Lukas Fittl 01:08:21 And so you kind of have this high-level kind of bird’s eye view on the whole database activity that you didn’t really have before. And again, it’s coming out in Postgres 16. And I think both extent PG is to read that view and kind of provide insights based on that as well. In Postgres 17, which is currently under development, I’m really excited about asynchronous Io. There’s a lot of work ongoing behind the scenes about synchronous Io and how it makes the database faster. We’ll see how much actually gets into Postgres17. So there’s obviously no bit of ambiguity early in the development cycle, but I think what Andres Fre and Thomas MRO and team have worked on there, there’s some really interesting kind of patches being worked on for Postgres.

Philip Winston 01:08:56 Great. Where can people read more about you and pganalyze and even Postgres? I’m curious if there’s any niches in the community you can point to that are interesting to follow. I know it’s such a big project, might be a little intimidating to people, just curious how you found the community and what resources you like to use.

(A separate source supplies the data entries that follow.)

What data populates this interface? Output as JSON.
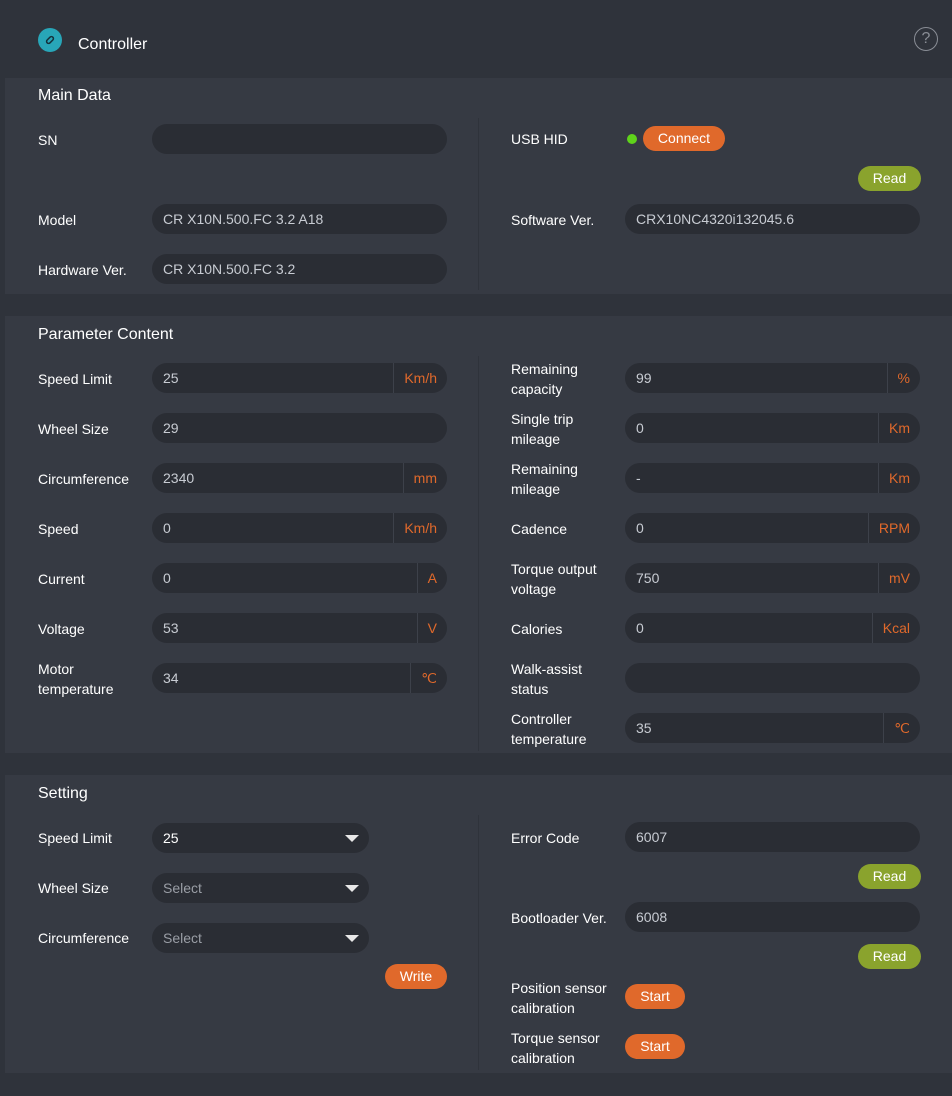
{
  "header": {
    "title": "Controller"
  },
  "main_data": {
    "title": "Main Data",
    "sn": {
      "label": "SN",
      "value": ""
    },
    "model": {
      "label": "Model",
      "value": "CR X10N.500.FC 3.2 A18"
    },
    "hardware": {
      "label": "Hardware Ver.",
      "value": "CR X10N.500.FC 3.2"
    },
    "usb": {
      "label": "USB HID",
      "status_color": "#5fd31b",
      "connect_label": "Connect"
    },
    "read_label": "Read",
    "software": {
      "label": "Software Ver.",
      "value": "CRX10NC4320i132045.6"
    }
  },
  "params": {
    "title": "Parameter Content",
    "left": [
      {
        "label": "Speed Limit",
        "value": "25",
        "unit": "Km/h"
      },
      {
        "label": "Wheel Size",
        "value": "29",
        "unit": ""
      },
      {
        "label": "Circumference",
        "value": "2340",
        "unit": "mm"
      },
      {
        "label": "Speed",
        "value": "0",
        "unit": "Km/h"
      },
      {
        "label": "Current",
        "value": "0",
        "unit": "A"
      },
      {
        "label": "Voltage",
        "value": "53",
        "unit": "V"
      },
      {
        "label": "Motor temperature",
        "value": "34",
        "unit": "℃"
      }
    ],
    "right": [
      {
        "label": "Remaining capacity",
        "value": "99",
        "unit": "%"
      },
      {
        "label": "Single trip mileage",
        "value": "0",
        "unit": "Km"
      },
      {
        "label": "Remaining mileage",
        "value": "-",
        "unit": "Km"
      },
      {
        "label": "Cadence",
        "value": "0",
        "unit": "RPM"
      },
      {
        "label": "Torque output voltage",
        "value": "750",
        "unit": "mV"
      },
      {
        "label": "Calories",
        "value": "0",
        "unit": "Kcal"
      },
      {
        "label": "Walk-assist status",
        "value": "",
        "unit": ""
      },
      {
        "label": "Controller temperature",
        "value": "35",
        "unit": "℃"
      }
    ]
  },
  "setting": {
    "title": "Setting",
    "speed_limit": {
      "label": "Speed Limit",
      "value": "25"
    },
    "wheel_size": {
      "label": "Wheel Size",
      "placeholder": "Select"
    },
    "circumference": {
      "label": "Circumference",
      "placeholder": "Select"
    },
    "write_label": "Write",
    "error_code": {
      "label": "Error Code",
      "value": "6007"
    },
    "bootloader": {
      "label": "Bootloader Ver.",
      "value": "6008"
    },
    "read_label": "Read",
    "position_cal": {
      "label_line1": "Position sensor",
      "label_line2": "calibration",
      "button": "Start"
    },
    "torque_cal": {
      "label_line1": "Torque sensor",
      "label_line2": "calibration",
      "button": "Start"
    }
  }
}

Lukas Fittl 01:09:16 For sure. So let’s start with Postgres. So, I think what I read, which I would, if you’re really into it, what I would encourage you reading is the Postgres Hackers mailing list. So the hackers mailing list is kind of, like the Linux kernel mailing list. So all VM project mailing list. So it’s very technical, very a lot of deeply technical content, but that’s where all the development for Postgres happens, right? So Postgres is a community project, it’s not a single company behind it, it’s many people contributing. And so you will see each and every decision being made out of the open essentially. And so that’s really fascinating to observe and just to read the mailing list. And again, that’s pgsql-hackers, which you can find on the Postgres and project mailing list. Otherwise I would say we at pganalyze for example, if you’re interested in just what’s new with Postgres, we actually record a weekly series called Five Minutes of Postgres, where I’m essentially featuring what’s new with Postgres.

Lukas Fittl 01:10:01 So if you just want to keep up with Postgres things, you can subscribe to Five Minutes of Postgres on YouTube. And then if you’re interested in pganalyze, we have a newsletter that we send out each month. We also, I for example, have a Mastodon account, we have a Twitter account for pganalyze. So if you want to follow us on social media sites, that’s of course an option as well. And in general, feel free to email us anytime, we generally try to be approachable and answer any questions you have about what we’re doing or what we’re talking about.

Philip Winston 01:10:27 Excellent. And I’ll put links to all those in the show notes. Thanks, Lucas, for your time today.

Lukas Fittl 01:10:33 Of course. Thank you, Philip.

Philip Winston 01:10:34 This is Philip Winston for Software Engineering Radio.